Ф.М.ДостоевскийЗосимов в восприятии Разумихина - родной брат Обломова: «Ты нервная, слабая дрянь, ты блажной, ты зажирел и ни в чем себе отказать не можешь, - а это уж я называю грязью, потому что прямо доводит до грязи (Разумихин как будто судит по опыту Обломова, втянувшегося в тихий быт Агафьи Матвеевны - В. и Т. М.). Ты до того себя разнежил, что, признаюсь, я всего менее понимаю, как ты можешь быть при всем этом хорошим и даже самоотверженным лекарем. На перине спит (доктор-то!), а по ночам встает для больного! Года через три ты уже не будешь вставать для больного...» (6, 160).

Этот разговор Разумихина с Зосимовым уточняет наши представления о восприятии Достоевским творчества Гончарова и, в частности, романа «Обломов». Судя по отдельным замечаниям в подготовительных материалах к своим произведениям, Достоевский связывал «Сон Обломова» с темой «Христа». Во всяком случае, в роман «Преступление и наказание» тема «обломовщины» вошла в традиционной трактовке.
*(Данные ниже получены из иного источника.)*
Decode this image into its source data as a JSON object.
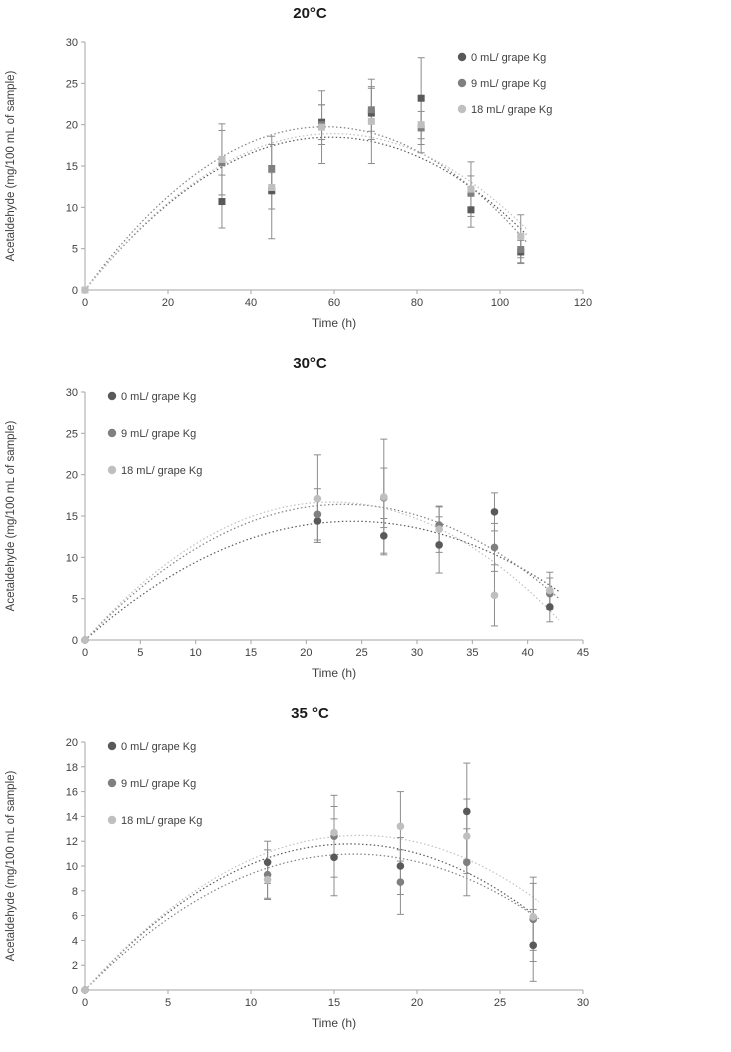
{
  "page": {
    "background": "#ffffff"
  },
  "styles": {
    "axis_color": "#a6a6a6",
    "tick_text_color": "#404040",
    "error_bar_color": "#8c8c8c",
    "series_colors": {
      "0mL": "#595959",
      "9mL": "#7f7f7f",
      "18mL": "#bfbfbf"
    }
  },
  "chart_data": [
    {
      "type": "scatter",
      "title": "20°C",
      "xlabel": "Time (h)",
      "ylabel": "Acetaldehyde (mg/100 mL of sample)",
      "xlim": [
        0,
        120
      ],
      "xstep": 20,
      "ylim": [
        0,
        30
      ],
      "ystep": 5,
      "grid": false,
      "legend_position": "top-right",
      "marker": "square",
      "trendline": "quadratic dotted fit through origin",
      "x": [
        0,
        33,
        45,
        57,
        69,
        81,
        93,
        105
      ],
      "series": [
        {
          "name": "0 mL/ grape Kg",
          "color": "#595959",
          "values": [
            0,
            10.7,
            12.0,
            20.3,
            21.4,
            23.2,
            9.7,
            4.6
          ],
          "errors": [
            0,
            3.2,
            2.2,
            2.1,
            3.2,
            4.9,
            2.1,
            1.4
          ]
        },
        {
          "name": "9 mL/ grape Kg",
          "color": "#7f7f7f",
          "values": [
            0,
            15.4,
            14.7,
            20.0,
            21.8,
            19.6,
            11.7,
            4.9
          ],
          "errors": [
            0,
            3.9,
            2.9,
            2.4,
            2.6,
            2.0,
            2.1,
            1.6
          ]
        },
        {
          "name": "18 mL/ grape Kg",
          "color": "#bfbfbf",
          "values": [
            0,
            15.8,
            12.4,
            19.7,
            20.4,
            20.0,
            12.2,
            6.5
          ],
          "errors": [
            0,
            4.3,
            6.2,
            4.4,
            5.1,
            3.4,
            3.3,
            2.6
          ]
        }
      ]
    },
    {
      "type": "scatter",
      "title": "30°C",
      "xlabel": "Time (h)",
      "ylabel": "Acetaldehyde (mg/100 mL of sample)",
      "xlim": [
        0,
        45
      ],
      "xstep": 5,
      "ylim": [
        0,
        30
      ],
      "ystep": 5,
      "grid": false,
      "legend_position": "top-left",
      "marker": "circle",
      "trendline": "quadratic dotted fit through origin",
      "x": [
        0,
        21,
        27,
        32,
        37,
        42
      ],
      "series": [
        {
          "name": "0 mL/ grape Kg",
          "color": "#595959",
          "values": [
            0,
            14.4,
            12.6,
            11.5,
            15.5,
            4.0
          ],
          "errors": [
            0,
            2.6,
            2.1,
            3.4,
            2.3,
            1.8
          ]
        },
        {
          "name": "9 mL/ grape Kg",
          "color": "#7f7f7f",
          "values": [
            0,
            15.2,
            17.2,
            13.9,
            11.2,
            5.6
          ],
          "errors": [
            0,
            3.1,
            3.6,
            2.2,
            2.9,
            1.9
          ]
        },
        {
          "name": "18 mL/ grape Kg",
          "color": "#bfbfbf",
          "values": [
            0,
            17.1,
            17.3,
            13.4,
            5.4,
            6.0
          ],
          "errors": [
            0,
            5.3,
            7.0,
            2.8,
            3.7,
            2.2
          ]
        }
      ]
    },
    {
      "type": "scatter",
      "title": "35 °C",
      "xlabel": "Time (h)",
      "ylabel": "Acetaldehyde (mg/100 mL of sample)",
      "xlim": [
        0,
        30
      ],
      "xstep": 5,
      "ylim": [
        0,
        20
      ],
      "ystep": 2,
      "grid": false,
      "legend_position": "top-left",
      "marker": "circle",
      "trendline": "quadratic dotted fit through origin",
      "x": [
        0,
        11,
        15,
        19,
        23,
        27
      ],
      "series": [
        {
          "name": "0 mL/ grape Kg",
          "color": "#595959",
          "values": [
            0,
            10.3,
            10.7,
            10.0,
            14.4,
            3.6
          ],
          "errors": [
            0,
            1.7,
            3.1,
            2.3,
            3.9,
            2.9
          ]
        },
        {
          "name": "9 mL/ grape Kg",
          "color": "#7f7f7f",
          "values": [
            0,
            9.3,
            12.4,
            8.7,
            10.3,
            5.7
          ],
          "errors": [
            0,
            2.0,
            3.3,
            2.6,
            2.7,
            3.4
          ]
        },
        {
          "name": "18 mL/ grape Kg",
          "color": "#bfbfbf",
          "values": [
            0,
            8.9,
            12.7,
            13.2,
            12.4,
            5.9
          ],
          "errors": [
            0,
            1.5,
            2.1,
            2.8,
            3.0,
            2.7
          ]
        }
      ]
    }
  ]
}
Романист прочувствовал гончаровскую «цивилизационную» тему творческого труда (которая лишь по-разному развёрнута во «Фрегате «Паллада»» и в «Обломове») и своё осмысление этой темы дал в «Пушкинской речи» 1880-го года: «Смирись гордый человек... смирись, праздный человек... потрудись на родной ниве» (26. 139). Это ни более и ни менее как программа вывода России из общественно-политического и нравственного кризиса, программа «русского пути». В этом («поработай праздный человек») сошлись Гончаров и Достоевский в своих размышлениях о будущих судьбах России. Своё «смирись гордый человек» Гончаров разрабатывал в романе «Обрыв». Но об этом позже.
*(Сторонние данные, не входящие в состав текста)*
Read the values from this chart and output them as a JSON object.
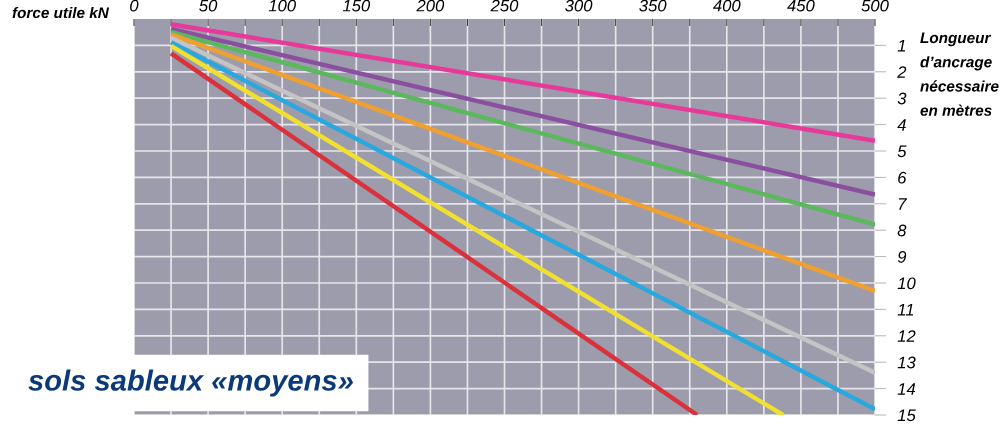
{
  "chart_data": {
    "type": "line",
    "xlabel": "force utile kN",
    "ylabel": "Longueur\nd’ancrage\nnécessaire\nen mètres",
    "annotations": [
      "sols sableux «moyens»"
    ],
    "series": [
      {
        "color": "#e8399a",
        "x": [
          25,
          500
        ],
        "values": [
          0.2,
          4.61
        ]
      },
      {
        "color": "#8a4f9e",
        "x": [
          25,
          500
        ],
        "values": [
          0.38,
          6.65
        ]
      },
      {
        "color": "#5cb85c",
        "x": [
          25,
          500
        ],
        "values": [
          0.49,
          7.79
        ]
      },
      {
        "color": "#f0a030",
        "x": [
          25,
          500
        ],
        "values": [
          0.58,
          10.3
        ]
      },
      {
        "color": "#c4c4c4",
        "x": [
          25,
          500
        ],
        "values": [
          0.71,
          13.4
        ]
      },
      {
        "color": "#29a8e0",
        "x": [
          25,
          500
        ],
        "values": [
          0.88,
          14.78
        ]
      },
      {
        "color": "#f2e030",
        "x": [
          25,
          438
        ],
        "values": [
          1.02,
          15
        ]
      },
      {
        "color": "#d9323c",
        "x": [
          25,
          380
        ],
        "values": [
          1.3,
          15
        ]
      }
    ],
    "xlim": [
      0,
      500
    ],
    "xticks": [
      0,
      {
        "value": 25,
        "label": null
      },
      50,
      {
        "value": 75,
        "label": null
      },
      100,
      {
        "value": 125,
        "label": null
      },
      150,
      {
        "value": 175,
        "label": null
      },
      200,
      {
        "value": 225,
        "label": null
      },
      250,
      {
        "value": 275,
        "label": null
      },
      300,
      {
        "value": 325,
        "label": null
      },
      350,
      {
        "value": 375,
        "label": null
      },
      400,
      {
        "value": 425,
        "label": null
      },
      450,
      {
        "value": 475,
        "label": null
      },
      500
    ],
    "ylim": [
      15,
      0
    ],
    "yticks": [
      1,
      2,
      3,
      4,
      5,
      6,
      7,
      8,
      9,
      10,
      11,
      12,
      13,
      14,
      15
    ],
    "grid": true,
    "marker": "none",
    "line_style": "solid"
  }
}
1867 год замечателен личной вcтречей Гончарова и Достоевского за границей, а именно в Баден-Бадене. В этой встрече, как в капле воды, отразились взаимоотношения писателей: спокойное и доброжелательное Гончарова, с одной стороны, и ревнивое, соперническое - с другой. В письме к С. А. Никитенко от 15 июня 1867 года Гончаров сообщал: «... хотел приняться за старый забытый труд[1], взял с собой пожелтевшие от времени тетради и не тронул их из чемодана. Ни здоровье, ни труд не удались, и вопрос о труде решается отрицательно навсегда. Бросаю перо...»[2] Разочарованный творческой неудачей, Гончаров отправился в Баден-Баден. Здесь он и встретился с Достоевским. Достоевский в письме к А. Н. Майкову описал свою встречу с Гончаровым в небеспристрастных тонах: «Но чтоб окончить с Баденом: в Бадене мы промучились в этом аде 7 недель. В самом начале, как только что я приехал в Баден, на другой же день[3], я встретил в воксале Гончарова. Как конфузился меня вначале Иван Александрович. Этот статский или действительный статский советник тоже поигрывал. Но так оказалось, что скрыться нельзя, а к тому же я сам играю с слишком грубою откровенностию, то он и перестал от меня скрываться. Играл он с лихорадочным жаром (в маленькую, на серебро), играл все 2 недели, которые прожил в Бадене, и, кажется, значительно проигрался. Но дай Бог ему здоровья, милому человеку: когда я проигрался дотла (а он видел в моих руках много золота) он дал мне, по просьбе моей, 60 франков взаймы. Осуждал он, должно быть, меня ужасно: «Зачем я всё проиграл, а не половину, как он»?» (28. 2. 208-210). Достоевский иронизирует и акцентирует в личности Гончарова чиновничьи «умеренность и аккуратность». Как и много лет назад.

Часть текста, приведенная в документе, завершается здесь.